Un día de mar
Si uno toma la vida como una representación puede imaginar que esa luz del sol que recibe en la vejez es la misma que doró su infancia. Hay que aceptarla como un regalo
El sol salió a las 6.55 y su descarga luminosa fue la misma para todo el mundo, para los que a esa hora iban al trabajo, para los que abandonaban exhaustos las discotecas y para los que íbamos a pescar y a tomar el baño en alta mar. Yo llevaba un audífono acuático para oír música debajo del agua, un placer que me ha regalado la vida. Clareaba el día cuando ganamos la bocana y largamos los sedales con las plumas y las rapalas. Mientras navegábamos a la espera de que picara alguna llampuga, salió el sol con toda la gloria y de pronto recordé cómo aprendí a nadar. Tendría seis años y con otros niños desnudos jugábamos entre naranjos alrededor de una alberca de agua verde sobrevolada de libélulas, llena de limo y con ranas extasiadas con las patas abiertas. Uno de aquellos niños me empujó a traición, caí dentro de la alberca y empecé a bracear para no ahogarme. No he hecho otra cosa en esta vida. En aquel momento se estaba poniendo el sol y recuerdo que la luz del crepúsculo era tan dulce como lo era mi inocencia. Ahora estaba amaneciendo y no obstante yo era un viejo.
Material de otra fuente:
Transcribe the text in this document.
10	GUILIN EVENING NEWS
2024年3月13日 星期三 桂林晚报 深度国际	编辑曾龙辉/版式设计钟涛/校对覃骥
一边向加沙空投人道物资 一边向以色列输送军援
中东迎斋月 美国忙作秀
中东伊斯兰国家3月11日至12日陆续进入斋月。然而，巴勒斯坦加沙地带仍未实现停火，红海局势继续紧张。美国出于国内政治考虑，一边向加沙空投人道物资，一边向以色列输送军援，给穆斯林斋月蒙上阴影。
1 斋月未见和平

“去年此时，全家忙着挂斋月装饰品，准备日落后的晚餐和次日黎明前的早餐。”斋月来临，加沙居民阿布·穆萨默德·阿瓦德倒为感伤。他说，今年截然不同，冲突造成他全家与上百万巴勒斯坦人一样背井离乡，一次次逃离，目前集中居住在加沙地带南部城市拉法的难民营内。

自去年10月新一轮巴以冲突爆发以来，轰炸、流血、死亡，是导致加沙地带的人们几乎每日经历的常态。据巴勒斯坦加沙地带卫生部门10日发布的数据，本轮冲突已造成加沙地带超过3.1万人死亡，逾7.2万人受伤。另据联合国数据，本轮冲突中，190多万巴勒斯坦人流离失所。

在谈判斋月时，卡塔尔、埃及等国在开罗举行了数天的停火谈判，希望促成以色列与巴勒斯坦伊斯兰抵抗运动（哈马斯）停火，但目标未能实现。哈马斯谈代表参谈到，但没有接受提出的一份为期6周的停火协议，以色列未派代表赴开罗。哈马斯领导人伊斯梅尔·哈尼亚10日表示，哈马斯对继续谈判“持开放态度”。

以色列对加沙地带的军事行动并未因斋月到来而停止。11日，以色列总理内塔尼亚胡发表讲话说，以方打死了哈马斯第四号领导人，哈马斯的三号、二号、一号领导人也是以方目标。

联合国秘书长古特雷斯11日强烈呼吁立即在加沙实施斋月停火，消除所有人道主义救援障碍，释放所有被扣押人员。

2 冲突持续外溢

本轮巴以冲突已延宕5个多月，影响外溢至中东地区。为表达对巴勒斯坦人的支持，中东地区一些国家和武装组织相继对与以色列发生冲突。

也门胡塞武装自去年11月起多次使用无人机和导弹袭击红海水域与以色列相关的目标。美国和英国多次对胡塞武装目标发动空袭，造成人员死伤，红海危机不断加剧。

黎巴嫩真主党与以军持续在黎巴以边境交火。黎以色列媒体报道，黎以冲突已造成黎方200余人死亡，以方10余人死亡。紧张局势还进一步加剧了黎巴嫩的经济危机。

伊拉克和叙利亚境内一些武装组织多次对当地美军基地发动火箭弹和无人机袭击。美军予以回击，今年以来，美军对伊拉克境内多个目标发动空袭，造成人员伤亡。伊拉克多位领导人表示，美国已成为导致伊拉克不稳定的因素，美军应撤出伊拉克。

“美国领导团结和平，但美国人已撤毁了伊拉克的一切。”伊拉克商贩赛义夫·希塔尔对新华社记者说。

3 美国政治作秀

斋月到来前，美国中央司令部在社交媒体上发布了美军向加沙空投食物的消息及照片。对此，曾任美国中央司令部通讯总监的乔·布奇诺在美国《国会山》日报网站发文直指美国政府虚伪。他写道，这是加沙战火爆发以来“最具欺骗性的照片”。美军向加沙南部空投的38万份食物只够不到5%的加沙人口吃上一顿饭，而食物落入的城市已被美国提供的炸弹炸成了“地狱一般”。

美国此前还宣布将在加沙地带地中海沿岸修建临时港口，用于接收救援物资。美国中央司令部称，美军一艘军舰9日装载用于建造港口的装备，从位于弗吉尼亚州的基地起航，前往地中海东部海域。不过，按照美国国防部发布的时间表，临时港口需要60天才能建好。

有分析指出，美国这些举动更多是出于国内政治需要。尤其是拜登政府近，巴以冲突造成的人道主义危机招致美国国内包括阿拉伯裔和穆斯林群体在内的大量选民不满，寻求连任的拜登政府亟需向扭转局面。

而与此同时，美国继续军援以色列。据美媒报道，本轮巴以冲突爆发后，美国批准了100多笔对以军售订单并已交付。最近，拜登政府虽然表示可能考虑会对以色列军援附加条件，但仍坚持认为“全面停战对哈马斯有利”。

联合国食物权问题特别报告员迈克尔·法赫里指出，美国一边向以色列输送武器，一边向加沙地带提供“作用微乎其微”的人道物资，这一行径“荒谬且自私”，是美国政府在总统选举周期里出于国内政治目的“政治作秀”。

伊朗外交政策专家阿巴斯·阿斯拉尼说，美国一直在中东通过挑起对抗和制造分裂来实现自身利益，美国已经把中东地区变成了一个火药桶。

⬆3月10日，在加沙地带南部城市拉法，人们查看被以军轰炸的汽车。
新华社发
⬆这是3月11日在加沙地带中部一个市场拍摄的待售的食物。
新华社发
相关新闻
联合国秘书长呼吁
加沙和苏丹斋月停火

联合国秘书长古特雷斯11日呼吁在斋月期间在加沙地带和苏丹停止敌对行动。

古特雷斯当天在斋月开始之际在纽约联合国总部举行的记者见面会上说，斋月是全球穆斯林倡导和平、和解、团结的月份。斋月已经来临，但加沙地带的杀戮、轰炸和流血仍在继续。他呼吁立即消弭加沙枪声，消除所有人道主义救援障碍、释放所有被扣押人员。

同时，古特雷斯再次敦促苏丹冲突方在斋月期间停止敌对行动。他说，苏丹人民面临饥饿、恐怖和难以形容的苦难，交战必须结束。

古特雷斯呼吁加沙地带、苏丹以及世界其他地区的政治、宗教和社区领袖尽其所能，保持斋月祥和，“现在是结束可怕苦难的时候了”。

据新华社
Después de pescar unas caballas, algunos bonitos y un pez limón, de regreso a puerto viendo que el mar estaba sumamente tendido me eché al agua con el audífono acuático pegado a los parietales. La sinfonía de Mozart comenzó a surgir desde lo más hondo del abismo, las corrientes expandían la música muy lejos y servían a la vez de cajas de resonancia, de modo que todo el mar se convirtió en una apabullante orquesta. Generalmente en el cine los amaneceres se suelen rodar durante las puestas de sol, ya que las cámaras no distinguen la luz que nace por la mañana de la que muere por la tarde. Si uno toma la vida como una representación puede imaginar que esa luz del sol que recibe en la vejez es la misma que doró su infancia. Hay que aceptarla como un regalo.